Transformers from Compressed Representations
This addresses the problem of high computational and memory costs in AI for researchers and practitioners, though it is incremental as it builds on existing transformer and compression techniques.
The paper tackles the problem of inefficient data processing in representation learning by introducing TEMPEST, a method that uses compressed file structures for tokenization, enabling transformers to learn from compressed data without full decoding, which reduces tokens and achieves competitive accuracy with efficiency gains in memory and compute.

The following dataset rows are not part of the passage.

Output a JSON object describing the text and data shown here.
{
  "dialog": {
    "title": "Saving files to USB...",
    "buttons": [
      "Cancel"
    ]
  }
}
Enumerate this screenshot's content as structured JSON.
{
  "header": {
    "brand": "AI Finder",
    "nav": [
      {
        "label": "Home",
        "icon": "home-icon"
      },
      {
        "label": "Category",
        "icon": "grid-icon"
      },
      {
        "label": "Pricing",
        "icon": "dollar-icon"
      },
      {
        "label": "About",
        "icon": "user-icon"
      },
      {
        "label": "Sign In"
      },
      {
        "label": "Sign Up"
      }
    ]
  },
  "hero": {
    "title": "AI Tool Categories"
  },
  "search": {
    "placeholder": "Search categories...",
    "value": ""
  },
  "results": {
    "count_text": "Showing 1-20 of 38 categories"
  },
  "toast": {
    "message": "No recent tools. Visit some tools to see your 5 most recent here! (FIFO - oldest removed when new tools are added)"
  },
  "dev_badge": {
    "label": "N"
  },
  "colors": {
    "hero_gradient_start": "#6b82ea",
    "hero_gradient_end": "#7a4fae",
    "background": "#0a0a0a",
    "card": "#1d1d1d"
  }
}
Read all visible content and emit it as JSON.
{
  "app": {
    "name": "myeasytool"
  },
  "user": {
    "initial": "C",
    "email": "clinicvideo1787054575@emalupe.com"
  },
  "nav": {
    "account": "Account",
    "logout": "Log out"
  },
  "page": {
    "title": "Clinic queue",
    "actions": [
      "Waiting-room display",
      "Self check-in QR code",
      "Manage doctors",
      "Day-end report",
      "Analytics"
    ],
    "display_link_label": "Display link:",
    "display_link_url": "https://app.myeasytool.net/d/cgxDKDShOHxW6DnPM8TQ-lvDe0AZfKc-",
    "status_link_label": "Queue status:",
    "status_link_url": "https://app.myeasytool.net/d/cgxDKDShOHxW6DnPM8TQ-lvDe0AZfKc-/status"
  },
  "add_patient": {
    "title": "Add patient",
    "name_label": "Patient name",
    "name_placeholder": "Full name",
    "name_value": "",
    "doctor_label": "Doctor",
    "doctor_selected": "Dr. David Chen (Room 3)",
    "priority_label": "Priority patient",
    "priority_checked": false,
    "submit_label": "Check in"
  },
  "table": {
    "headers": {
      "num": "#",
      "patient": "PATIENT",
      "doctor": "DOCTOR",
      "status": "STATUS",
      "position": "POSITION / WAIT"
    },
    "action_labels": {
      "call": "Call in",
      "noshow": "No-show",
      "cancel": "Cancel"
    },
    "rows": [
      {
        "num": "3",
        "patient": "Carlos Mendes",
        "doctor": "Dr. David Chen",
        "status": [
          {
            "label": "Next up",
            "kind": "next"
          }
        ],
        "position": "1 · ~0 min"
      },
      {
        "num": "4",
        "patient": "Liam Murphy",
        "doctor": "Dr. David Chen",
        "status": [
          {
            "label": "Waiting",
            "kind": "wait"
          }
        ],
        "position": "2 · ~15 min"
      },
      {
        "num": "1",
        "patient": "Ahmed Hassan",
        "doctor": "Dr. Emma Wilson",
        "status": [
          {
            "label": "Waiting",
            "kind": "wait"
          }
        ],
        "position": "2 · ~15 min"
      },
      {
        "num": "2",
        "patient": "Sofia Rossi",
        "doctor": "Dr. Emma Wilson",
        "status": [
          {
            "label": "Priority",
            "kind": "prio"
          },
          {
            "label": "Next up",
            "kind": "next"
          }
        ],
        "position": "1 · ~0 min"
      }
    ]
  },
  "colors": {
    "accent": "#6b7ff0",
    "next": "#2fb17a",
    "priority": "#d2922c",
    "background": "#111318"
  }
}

Compressed file formats are the corner stone of efficient data storage and transmission, yet their potential for representation learning remains largely underexplored. We introduce TEMPEST (TransformErs froM comPressed rEpreSenTations), a method that exploits the inherent byte-stream structure of compressed files to design an effective tokenization and encoding strategy. By leveraging this compact encoding, a standard transformer can directly learn semantic representations from compressed data streams, bypassing the need for raw byte-level processing or full media decoding. Our proposal substantially reduces the number of tokens required for semantic classification, thereby lowering both computational complexity and memory usage. Through extensive experiments across diverse datasets, coding schemes, and modalities, we show that TEMPEST achieves accuracy competitive wit the state-of-the-art while delivering efficiency gains in memory and compute.